Third, the scenario assumes that near-term hardware is sufficient for superintelligence. There isn’t time for the accelerating loop to take effect in hardware. Even if design was instant, the physical processes of mask making, lithography, testing, yield optimization and mass production take more than a year. The chips that the ASI will run on in mid-2026 have their design almost done now, at the end of 2024. So we won’t be able to get to ASI, if the ASI requires many orders of magnitude more FLOPs than current models. Instead, we’ll have to wait until the AI designs future generations of semiconductor technology. This will delay matters by years (if using humans to build things) or hours (if using nanotechnology.)
(I don’t think the hardware limit is actually much of a problem; AIs have recently stopped scaling in numbers of parameters and size of training data. Good engineers are constantly figuring out how to pack more intelligence into the same amount of computation. And the human brain provides an existence proof that human-level intelligence requires much less training data. Like Mr. Helm-Burger above, I think human-equivalent cognition is around 10^15 Flops. But reasonable people disagree with me.)

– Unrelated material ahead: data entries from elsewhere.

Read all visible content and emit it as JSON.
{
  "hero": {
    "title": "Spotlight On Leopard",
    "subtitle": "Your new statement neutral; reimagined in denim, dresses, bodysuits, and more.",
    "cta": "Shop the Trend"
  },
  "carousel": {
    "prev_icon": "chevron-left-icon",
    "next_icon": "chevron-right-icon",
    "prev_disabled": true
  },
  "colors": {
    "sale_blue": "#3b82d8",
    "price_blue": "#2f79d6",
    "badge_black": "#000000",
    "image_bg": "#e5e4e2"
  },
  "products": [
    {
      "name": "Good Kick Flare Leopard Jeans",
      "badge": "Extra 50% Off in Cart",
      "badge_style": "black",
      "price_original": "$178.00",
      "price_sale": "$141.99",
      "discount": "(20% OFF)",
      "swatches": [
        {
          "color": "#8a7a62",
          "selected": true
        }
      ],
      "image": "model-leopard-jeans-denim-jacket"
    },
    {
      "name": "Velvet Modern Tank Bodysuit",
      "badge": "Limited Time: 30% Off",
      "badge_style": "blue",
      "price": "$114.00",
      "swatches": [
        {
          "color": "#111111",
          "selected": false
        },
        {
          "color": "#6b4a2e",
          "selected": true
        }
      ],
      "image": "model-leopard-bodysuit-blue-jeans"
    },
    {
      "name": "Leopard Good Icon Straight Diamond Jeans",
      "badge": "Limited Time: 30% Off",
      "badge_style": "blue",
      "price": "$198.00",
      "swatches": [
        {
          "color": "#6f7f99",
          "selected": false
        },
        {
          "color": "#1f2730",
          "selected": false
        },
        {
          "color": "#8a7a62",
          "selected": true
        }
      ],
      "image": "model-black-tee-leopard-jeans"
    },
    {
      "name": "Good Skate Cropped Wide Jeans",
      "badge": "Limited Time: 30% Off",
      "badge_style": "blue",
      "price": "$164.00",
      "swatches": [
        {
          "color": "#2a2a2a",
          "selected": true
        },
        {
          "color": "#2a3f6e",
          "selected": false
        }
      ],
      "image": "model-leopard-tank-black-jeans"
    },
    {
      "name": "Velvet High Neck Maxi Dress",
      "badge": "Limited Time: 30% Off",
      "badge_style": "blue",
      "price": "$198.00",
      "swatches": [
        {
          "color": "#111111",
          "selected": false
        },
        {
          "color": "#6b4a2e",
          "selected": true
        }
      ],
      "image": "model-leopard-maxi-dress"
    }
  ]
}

Is this the consensus view? I’ve seen people saying that those assistants give 10% productivity improvement, at best.
On the other hand, the schedules for headline releases (GPT-5, Claude 3.5 Opus) continue to slip, and there are anonymous reports of diminishing returns from scaling. The current moment is interesting in that there are two essentially opposite prevalent narratives barely interacting with each other.
Is this the consensus view? I think it’s generally agreed that software development has been sped up. A factor of two is ambitious! But that’s what it seems to me, and I’ve measured three examples of computer vision programming, each taking an hour or two, by doing them by hand and then with machine assistance. The machines are dumb and produce results that require rewriting. But my code is also inaccurate on a first try. I don’t have any references where people agree with me. And this may not apply to AI programming in general.
You ask about “anonymous reports of diminishing returns to scaling.” I have also heard these reports, direct from a friend who is a researcher inside a major lab. But note that this does not imply a diminished rate of progress, since there are other ways to advance besides making LLMs bigger. O1 and o3 indicate the payoffs to be had by doing things other than pure scaling. If there are forms of progress available to cleverness, then the speed of advance need not require scaling.
The lack of reliability eats away a huge amount of productivity. Everything should be double-checked, and with higher capabilities it becomes even harder, and we need to think more about the subtle ways that their output is wrong. Unknown unknowns are also always a factor, but if o3 type models can be trained in less verifiable problems, and not insanely compute heavy, then 2026 is actually a reasonable guess.